Catherine la considéra avec intérêt. C'était une jeune femme d'une trentaine d'années, petite, brune et mince, mais sa peau, hâlée par le vent et le soleil, avait un air de santé encore relevé par ses solides dents blanches. Elle était pauvrement mais proprement vêtue. Quant à son visage, le nez légèrement retroussé et la grande bouche mobile lui donnaient une expression de gaieté qui plut à la jeune femme.
— Comment vous appelez-vous ? demanda-t-elle doucement.
— Margot ! Mais on m'appelle Margot la Déroule... je... je ne suis pas quelqu'un de très recommandable ! ajouta-t-elle avec une franchise humble qui toucha Catherine.
Chut ! fit celle-ci.

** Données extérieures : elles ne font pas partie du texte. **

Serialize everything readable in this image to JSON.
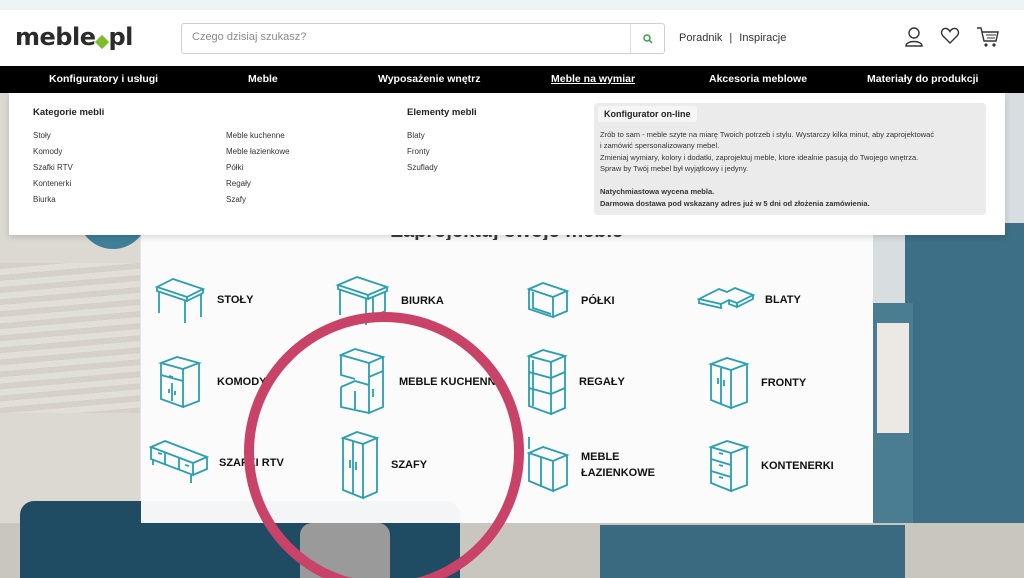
{
  "header": {
    "logo": {
      "before": "meble",
      "after": "pl"
    },
    "search_placeholder": "Czego dzisiaj szukasz?",
    "links": [
      "Poradnik",
      "Inspiracje"
    ],
    "separator": "|"
  },
  "nav": {
    "items": [
      "Konfiguratory i usługi",
      "Meble",
      "Wyposażenie wnętrz",
      "Meble na wymiar",
      "Akcesoria meblowe",
      "Materiały do produkcji"
    ],
    "active": "Meble na wymiar"
  },
  "mega_menu": {
    "categories_heading": "Kategorie mebli",
    "categories_col1": [
      "Stoły",
      "Komody",
      "Szafki RTV",
      "Kontenerki",
      "Biurka"
    ],
    "categories_col2": [
      "Meble kuchenne",
      "Meble łazienkowe",
      "Półki",
      "Regały",
      "Szafy"
    ],
    "elements_heading": "Elementy mebli",
    "elements": [
      "Blaty",
      "Fronty",
      "Szuflady"
    ],
    "promo": {
      "title": "Konfigurator on-line",
      "lines": [
        "Zrób to sam - meble szyte na miarę Twoich potrzeb i stylu. Wystarczy kilka minut, aby zaprojektować",
        "i zamówić spersonalizowany mebel.",
        "Zmieniaj wymiary, kolory i dodatki, zaprojektuj meble, ktore idealnie pasują do Twojego wnętrza.",
        "Spraw by Twój mebel był wyjątkowy i jedyny."
      ],
      "bold_lines": [
        "Natychmiastowa wycena mebla.",
        "Darmowa dostawa pod wskazany adres już w 5 dni od złożenia zamówienia."
      ]
    }
  },
  "panel": {
    "title": "Zaprojektuj swoje meble",
    "tiles": [
      {
        "label": "STOŁY",
        "icon": "table-icon"
      },
      {
        "label": "BIURKA",
        "icon": "desk-icon"
      },
      {
        "label": "PÓŁKI",
        "icon": "shelf-icon"
      },
      {
        "label": "BLATY",
        "icon": "countertop-icon"
      },
      {
        "label": "KOMODY",
        "icon": "dresser-icon"
      },
      {
        "label": "MEBLE KUCHENNE",
        "icon": "kitchen-cabinet-icon"
      },
      {
        "label": "REGAŁY",
        "icon": "bookcase-icon"
      },
      {
        "label": "FRONTY",
        "icon": "cabinet-front-icon"
      },
      {
        "label": "SZAFKI RTV",
        "icon": "tv-stand-icon"
      },
      {
        "label": "SZAFY",
        "icon": "wardrobe-icon"
      },
      {
        "label": "MEBLE\nŁAZIENKOWE",
        "label_line1": "MEBLE",
        "label_line2": "ŁAZIENKOWE",
        "icon": "bathroom-cabinet-icon"
      },
      {
        "label": "KONTENERKI",
        "icon": "drawer-unit-icon"
      }
    ]
  },
  "colors": {
    "nav_bg": "#000000",
    "logo_accent": "#7dbd2c",
    "icon_stroke": "#2a9fb0",
    "highlight_ring": "#c94368",
    "search_icon": "#3aa14a"
  }
}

Les pèlerins sont tous frères et sœurs. Vous valez n'importe lequel d'entre nous... Mais, merci de votre aide ! Je serai dans la chambre voisine. Appelez si vous avez besoin de moi.
— Soyez tranquille, affirma Margot, je saurai bien me tirer d'affaire toute seule. D'ailleurs, la pauvre Gillette a surtout besoin d'une bonne soupe et d'une grande nuit... quoi que puisse en penser notre chef qui souhaite s'en débarrasser !
— Qu'a-t-il dit à son sujet ?
— Qu'il ne la laisserait pas repartir avec nous demain parce qu'il ne veut pas traîner des malades jusqu'à Compostelle.
Catherine fronça les sourcils. Ce Gerbert semblait décidé à imposer à tous sa volonté, mais elle était d'ores et déjà bien déterminée à ne pas le laisser faire.
— C'est ce que nous verrons ! dit-elle. Demain, il fera jour. Et je réglerai cette question avec lui. A moins que notre sœur ne souhaite demeurer, elle partira avec nous !
Elle adressa un dernier sourire à Margot qui la regardait avec admiration et rentra dans la chambre d'Ermengarde.